Plaid Cymru's 2024 manifesto held Welsh independence as a long term commitment. The party won power in Wales by deferring it. On 7 May 2026 Plaid won 43 of 96 Senedd seats on 35.4 per cent, Labour collapsed to nine seats and lost government for the first time since devolution began in 1999, and Rhun ap Iorwerth was elected First Minister on 12 May with Green support. The party that campaigned on independence removed the central constitutional ask from the campaign and won the largest electoral breakthrough of any Welsh nationalist party in history. The gap is between a manifesto built on long term constitutional ambition and a government built on near term devolved delivery.
The deferral was planned. In May 2025, twelve months before the Senedd election, ap Iorwerth stated there would be no plan for an independence referendum in the first term and no referendum talk before 2030. Plaid won by not talking about independence.
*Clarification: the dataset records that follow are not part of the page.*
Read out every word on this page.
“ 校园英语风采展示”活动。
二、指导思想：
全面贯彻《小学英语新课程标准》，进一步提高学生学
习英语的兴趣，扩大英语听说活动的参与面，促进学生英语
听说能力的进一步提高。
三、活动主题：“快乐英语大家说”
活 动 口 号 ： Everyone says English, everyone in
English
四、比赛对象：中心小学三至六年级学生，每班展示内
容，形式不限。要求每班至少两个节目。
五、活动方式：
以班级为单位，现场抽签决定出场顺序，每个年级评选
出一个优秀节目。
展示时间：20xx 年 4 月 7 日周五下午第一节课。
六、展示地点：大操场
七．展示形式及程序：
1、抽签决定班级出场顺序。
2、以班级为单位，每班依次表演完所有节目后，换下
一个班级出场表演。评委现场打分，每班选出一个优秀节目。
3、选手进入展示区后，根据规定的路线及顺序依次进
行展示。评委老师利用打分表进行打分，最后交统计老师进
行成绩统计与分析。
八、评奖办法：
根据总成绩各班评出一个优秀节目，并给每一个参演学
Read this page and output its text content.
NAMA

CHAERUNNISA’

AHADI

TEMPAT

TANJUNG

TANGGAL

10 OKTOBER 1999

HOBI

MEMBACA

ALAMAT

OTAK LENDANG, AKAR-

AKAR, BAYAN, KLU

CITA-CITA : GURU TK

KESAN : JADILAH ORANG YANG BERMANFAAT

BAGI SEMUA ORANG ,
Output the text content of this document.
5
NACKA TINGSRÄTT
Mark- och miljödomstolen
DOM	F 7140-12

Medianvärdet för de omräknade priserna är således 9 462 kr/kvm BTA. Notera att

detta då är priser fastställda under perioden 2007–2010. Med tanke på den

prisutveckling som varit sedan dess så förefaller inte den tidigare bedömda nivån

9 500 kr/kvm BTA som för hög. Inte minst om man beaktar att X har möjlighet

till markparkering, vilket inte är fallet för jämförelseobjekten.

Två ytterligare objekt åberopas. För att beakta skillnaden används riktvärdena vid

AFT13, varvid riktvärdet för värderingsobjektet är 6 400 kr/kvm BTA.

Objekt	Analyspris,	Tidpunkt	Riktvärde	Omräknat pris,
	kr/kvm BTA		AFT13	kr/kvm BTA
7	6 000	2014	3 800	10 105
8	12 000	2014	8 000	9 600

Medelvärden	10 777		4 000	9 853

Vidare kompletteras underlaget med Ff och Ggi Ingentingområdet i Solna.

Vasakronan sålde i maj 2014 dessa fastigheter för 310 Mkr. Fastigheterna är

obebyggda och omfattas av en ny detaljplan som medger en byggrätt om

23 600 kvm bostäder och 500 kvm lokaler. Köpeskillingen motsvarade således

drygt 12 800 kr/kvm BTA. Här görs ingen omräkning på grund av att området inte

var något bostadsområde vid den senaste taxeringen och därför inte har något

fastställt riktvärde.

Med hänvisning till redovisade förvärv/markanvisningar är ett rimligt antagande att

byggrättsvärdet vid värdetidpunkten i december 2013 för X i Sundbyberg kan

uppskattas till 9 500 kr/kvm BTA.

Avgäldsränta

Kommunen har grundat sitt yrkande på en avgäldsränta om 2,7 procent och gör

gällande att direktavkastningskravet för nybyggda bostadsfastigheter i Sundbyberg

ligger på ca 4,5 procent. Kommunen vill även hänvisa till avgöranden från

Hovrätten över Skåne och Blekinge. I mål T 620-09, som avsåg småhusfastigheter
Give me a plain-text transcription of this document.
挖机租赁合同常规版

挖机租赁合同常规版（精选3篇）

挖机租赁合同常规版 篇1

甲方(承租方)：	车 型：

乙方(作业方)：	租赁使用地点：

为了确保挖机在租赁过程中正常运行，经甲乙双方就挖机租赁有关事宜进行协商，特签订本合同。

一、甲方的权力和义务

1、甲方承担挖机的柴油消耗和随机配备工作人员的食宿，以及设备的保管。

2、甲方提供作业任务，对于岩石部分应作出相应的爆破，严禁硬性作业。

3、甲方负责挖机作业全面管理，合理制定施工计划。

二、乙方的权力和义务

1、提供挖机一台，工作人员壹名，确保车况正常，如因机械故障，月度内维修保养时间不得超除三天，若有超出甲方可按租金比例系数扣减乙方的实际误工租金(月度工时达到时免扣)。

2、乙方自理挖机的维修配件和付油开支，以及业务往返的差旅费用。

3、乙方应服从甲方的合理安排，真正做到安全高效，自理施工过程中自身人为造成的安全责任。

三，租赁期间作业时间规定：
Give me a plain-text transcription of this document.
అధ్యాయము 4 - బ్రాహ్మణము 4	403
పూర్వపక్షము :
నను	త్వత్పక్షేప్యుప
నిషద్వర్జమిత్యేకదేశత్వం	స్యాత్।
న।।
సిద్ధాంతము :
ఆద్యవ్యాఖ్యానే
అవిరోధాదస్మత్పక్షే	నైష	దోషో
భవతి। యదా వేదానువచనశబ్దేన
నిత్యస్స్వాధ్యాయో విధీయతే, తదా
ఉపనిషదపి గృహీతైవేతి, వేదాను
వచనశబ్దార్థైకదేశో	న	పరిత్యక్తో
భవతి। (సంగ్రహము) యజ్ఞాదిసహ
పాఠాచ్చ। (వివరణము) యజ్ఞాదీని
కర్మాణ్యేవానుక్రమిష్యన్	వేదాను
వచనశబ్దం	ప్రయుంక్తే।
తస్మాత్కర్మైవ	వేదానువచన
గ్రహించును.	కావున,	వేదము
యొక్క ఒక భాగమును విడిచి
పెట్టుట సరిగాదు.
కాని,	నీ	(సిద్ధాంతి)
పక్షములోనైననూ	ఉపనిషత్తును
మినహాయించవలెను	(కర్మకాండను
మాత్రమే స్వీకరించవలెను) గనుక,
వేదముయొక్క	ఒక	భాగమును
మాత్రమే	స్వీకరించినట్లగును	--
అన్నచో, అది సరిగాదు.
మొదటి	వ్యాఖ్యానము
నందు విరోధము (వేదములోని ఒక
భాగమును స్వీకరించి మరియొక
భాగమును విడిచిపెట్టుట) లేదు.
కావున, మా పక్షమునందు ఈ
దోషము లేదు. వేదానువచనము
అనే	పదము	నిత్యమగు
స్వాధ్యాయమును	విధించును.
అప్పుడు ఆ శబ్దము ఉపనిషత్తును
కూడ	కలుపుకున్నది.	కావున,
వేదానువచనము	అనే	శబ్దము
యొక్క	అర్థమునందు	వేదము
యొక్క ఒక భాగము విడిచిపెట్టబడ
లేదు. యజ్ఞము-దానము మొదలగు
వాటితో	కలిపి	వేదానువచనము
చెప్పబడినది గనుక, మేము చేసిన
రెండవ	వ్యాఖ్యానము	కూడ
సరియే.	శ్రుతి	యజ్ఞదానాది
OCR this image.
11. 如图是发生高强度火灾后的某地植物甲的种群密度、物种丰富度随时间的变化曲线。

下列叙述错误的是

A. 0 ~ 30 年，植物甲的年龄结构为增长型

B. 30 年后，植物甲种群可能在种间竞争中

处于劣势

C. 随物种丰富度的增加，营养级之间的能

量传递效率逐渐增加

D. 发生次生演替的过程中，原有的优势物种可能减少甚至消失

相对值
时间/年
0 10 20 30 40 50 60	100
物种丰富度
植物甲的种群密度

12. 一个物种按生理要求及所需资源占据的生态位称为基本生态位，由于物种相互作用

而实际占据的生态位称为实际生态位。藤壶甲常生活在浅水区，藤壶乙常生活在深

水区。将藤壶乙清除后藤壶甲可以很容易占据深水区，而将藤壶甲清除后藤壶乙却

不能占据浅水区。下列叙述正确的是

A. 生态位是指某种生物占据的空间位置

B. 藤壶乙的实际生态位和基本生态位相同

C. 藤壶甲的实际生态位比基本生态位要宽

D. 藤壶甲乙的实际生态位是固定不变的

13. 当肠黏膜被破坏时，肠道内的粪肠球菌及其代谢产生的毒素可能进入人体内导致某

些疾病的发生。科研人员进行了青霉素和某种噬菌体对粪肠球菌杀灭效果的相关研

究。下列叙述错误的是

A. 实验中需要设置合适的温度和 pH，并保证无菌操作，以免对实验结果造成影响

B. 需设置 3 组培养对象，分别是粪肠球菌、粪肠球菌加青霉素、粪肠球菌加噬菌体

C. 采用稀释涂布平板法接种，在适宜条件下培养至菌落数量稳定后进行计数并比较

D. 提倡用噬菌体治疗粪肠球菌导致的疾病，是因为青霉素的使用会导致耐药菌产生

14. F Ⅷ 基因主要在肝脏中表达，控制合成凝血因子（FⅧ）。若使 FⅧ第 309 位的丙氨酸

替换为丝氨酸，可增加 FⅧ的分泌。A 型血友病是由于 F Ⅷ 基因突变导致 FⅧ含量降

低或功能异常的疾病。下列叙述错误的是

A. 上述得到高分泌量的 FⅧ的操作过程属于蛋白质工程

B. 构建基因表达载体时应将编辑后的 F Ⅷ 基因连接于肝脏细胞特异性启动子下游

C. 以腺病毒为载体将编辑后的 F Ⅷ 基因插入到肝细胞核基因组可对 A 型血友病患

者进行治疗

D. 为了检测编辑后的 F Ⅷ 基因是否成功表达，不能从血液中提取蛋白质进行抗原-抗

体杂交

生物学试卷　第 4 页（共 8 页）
The party that has long defined itself through constitutional ambition governed Wales without it.
On fair funding the manifesto demanded recovery of the £4 billion HS2 Barnett consequential Wales had been denied. The ask now sits with the Plaid Welsh Government negotiating directly with the Labour UK Government rather than with Plaid campaigning from outside. On the Crown Estate the manifesto demanded devolution on the Scottish model with offshore wind revenues retained for Welsh investment. Plaid will now negotiate it rather than campaign for it. Plaid's leverage has changed from outsider pressure to insider negotiation.
Plaid inherits a National Health Service with the longest waiting times in Britain. The party won by criticizing Labour Welsh Government delivery. Now Plaid owns the record. The defining campaign criticism is now the governing responsibility.
The manifesto's central welfare demand was scrapping the two child benefit cap. Labour scrapped it at the November 2025 Budget. The headline welfare ask has been delivered by the UK Government, not by Plaid.
This is not a party that broke its manifesto. Plaid Cymru did what the SNP cannot currently do: won an electoral mandate that gives the party executive power in its own country. The price was deferral of the constitutional commitment that defined the party for generations. The party that campaigned for independence is now governing without it. Whether the deferral was tactical and reversible or whether the conditions that produced May 2026 require keeping independence permanently parked remains unknown. What ap Iorwerth has set is a 2030 deadline for the answer. Whether Plaid returns to independence before 2030 will test whether the party believes in it or whether independence is now over.